An Accounting Education

The first step to becoming an accountant is to earn a bachelor’s degree in accounting from a college or university. Accreditation may not be a requirement for state licensure, depending on the state in which the you plan to work. However, accreditation is required for additional certifications that could advance the accountant’s career. If you intend to apply for special certifications in the future you may want to select one of the more than 180 accounting programs accredited by the Association to Advance Collegiate Schools of Business (AACSB).

Undergraduate degree programs that prepare you to become a CPA require you to complete 150 semester hours of study rather than 120, according to the United States Bureau of Labor Statistics. That’s because state CPA requirements typically mandate that candidates complete the additional 30 semester hours of education. If you aspire to become a CPA you should expect to spend five years earning your undergraduate degree.

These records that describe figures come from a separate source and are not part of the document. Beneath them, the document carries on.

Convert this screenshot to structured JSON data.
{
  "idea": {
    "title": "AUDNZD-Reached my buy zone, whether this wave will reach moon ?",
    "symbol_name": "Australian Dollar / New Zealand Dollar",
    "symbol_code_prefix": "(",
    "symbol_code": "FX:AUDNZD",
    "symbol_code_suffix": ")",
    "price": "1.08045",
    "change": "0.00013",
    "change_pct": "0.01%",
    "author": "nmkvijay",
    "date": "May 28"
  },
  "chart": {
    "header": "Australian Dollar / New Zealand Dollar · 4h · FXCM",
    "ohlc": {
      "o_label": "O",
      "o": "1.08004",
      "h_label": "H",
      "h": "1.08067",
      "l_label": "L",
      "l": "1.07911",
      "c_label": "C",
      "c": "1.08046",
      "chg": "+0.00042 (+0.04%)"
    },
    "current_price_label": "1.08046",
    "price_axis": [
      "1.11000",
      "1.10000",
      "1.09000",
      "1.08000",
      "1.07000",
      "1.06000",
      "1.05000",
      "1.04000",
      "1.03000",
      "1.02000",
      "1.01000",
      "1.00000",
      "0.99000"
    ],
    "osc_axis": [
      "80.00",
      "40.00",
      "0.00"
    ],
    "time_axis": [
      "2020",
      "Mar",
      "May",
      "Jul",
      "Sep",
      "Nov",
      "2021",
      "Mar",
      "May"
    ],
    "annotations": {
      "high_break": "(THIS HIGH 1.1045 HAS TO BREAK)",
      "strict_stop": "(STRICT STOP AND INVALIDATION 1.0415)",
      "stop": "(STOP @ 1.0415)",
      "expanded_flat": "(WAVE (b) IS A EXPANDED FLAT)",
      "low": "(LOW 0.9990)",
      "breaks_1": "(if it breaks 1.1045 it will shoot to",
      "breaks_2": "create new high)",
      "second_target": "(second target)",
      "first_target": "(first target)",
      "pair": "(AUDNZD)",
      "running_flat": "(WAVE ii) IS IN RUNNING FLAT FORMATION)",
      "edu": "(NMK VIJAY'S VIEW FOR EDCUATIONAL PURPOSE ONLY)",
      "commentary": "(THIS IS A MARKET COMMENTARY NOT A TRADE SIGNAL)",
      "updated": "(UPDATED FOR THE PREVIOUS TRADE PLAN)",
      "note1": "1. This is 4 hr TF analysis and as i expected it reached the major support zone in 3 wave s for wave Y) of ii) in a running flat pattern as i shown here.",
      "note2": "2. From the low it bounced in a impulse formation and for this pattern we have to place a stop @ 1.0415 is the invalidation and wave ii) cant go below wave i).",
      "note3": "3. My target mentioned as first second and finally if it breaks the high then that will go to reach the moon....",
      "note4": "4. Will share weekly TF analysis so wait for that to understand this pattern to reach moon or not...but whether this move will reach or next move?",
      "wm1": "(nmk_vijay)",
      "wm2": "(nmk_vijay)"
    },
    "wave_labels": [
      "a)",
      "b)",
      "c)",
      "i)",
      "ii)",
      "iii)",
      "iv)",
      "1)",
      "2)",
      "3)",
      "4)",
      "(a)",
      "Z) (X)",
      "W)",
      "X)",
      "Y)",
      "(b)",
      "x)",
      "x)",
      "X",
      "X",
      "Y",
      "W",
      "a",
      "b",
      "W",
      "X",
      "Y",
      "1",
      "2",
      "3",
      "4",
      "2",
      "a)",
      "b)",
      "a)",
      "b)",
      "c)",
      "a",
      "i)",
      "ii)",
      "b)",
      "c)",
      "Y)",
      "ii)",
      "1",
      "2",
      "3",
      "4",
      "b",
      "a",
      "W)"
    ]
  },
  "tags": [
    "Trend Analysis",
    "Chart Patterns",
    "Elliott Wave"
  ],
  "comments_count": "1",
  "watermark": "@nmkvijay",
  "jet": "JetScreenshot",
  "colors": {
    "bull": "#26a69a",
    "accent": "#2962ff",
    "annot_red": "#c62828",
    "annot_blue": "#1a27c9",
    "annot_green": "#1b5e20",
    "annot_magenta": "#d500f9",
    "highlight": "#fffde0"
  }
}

To give themselves a further advantage in the job market, some students enroll in accelerated degree programs. In these programs you  earn both a bachelor’s and master’s degree upon completing five years of study. You also should take advantage of any opportunities you have to gain hands-on experience in accounting through internships with accounting firms.

The Path to a CPA License

In addition to five years of study and a bachelor’s degree, you must pass the American Institute of Certified Public Accountants (AICPA)’s four-part Uniform CPA Examination. You have 18 months from the time you pass the first part of the test to pass the remaining parts. Of course, these aspiring accountants don’t have to wait 18 months to begin working in their chosen field. You may get hired for entry-level or junior-level positions in accounting. Then their employer will often pay for the expense of taking the CPA exam. Even after you pass the CPA exam and receive the license from your state’s Board of Accountancy, you typically must still fulfill continuing education requirements to maintain your license.

Becoming an accountant and especially a CPA requires commitment to five years of study and the  completion of a long, multi-part exam. If you enjoy the mathematical, analytical and organizational challenges of accounting, though, the rewards of the profession are well worth this investment.

For the right candidate, work as an accountant can be as personally satisfying as it is profitable.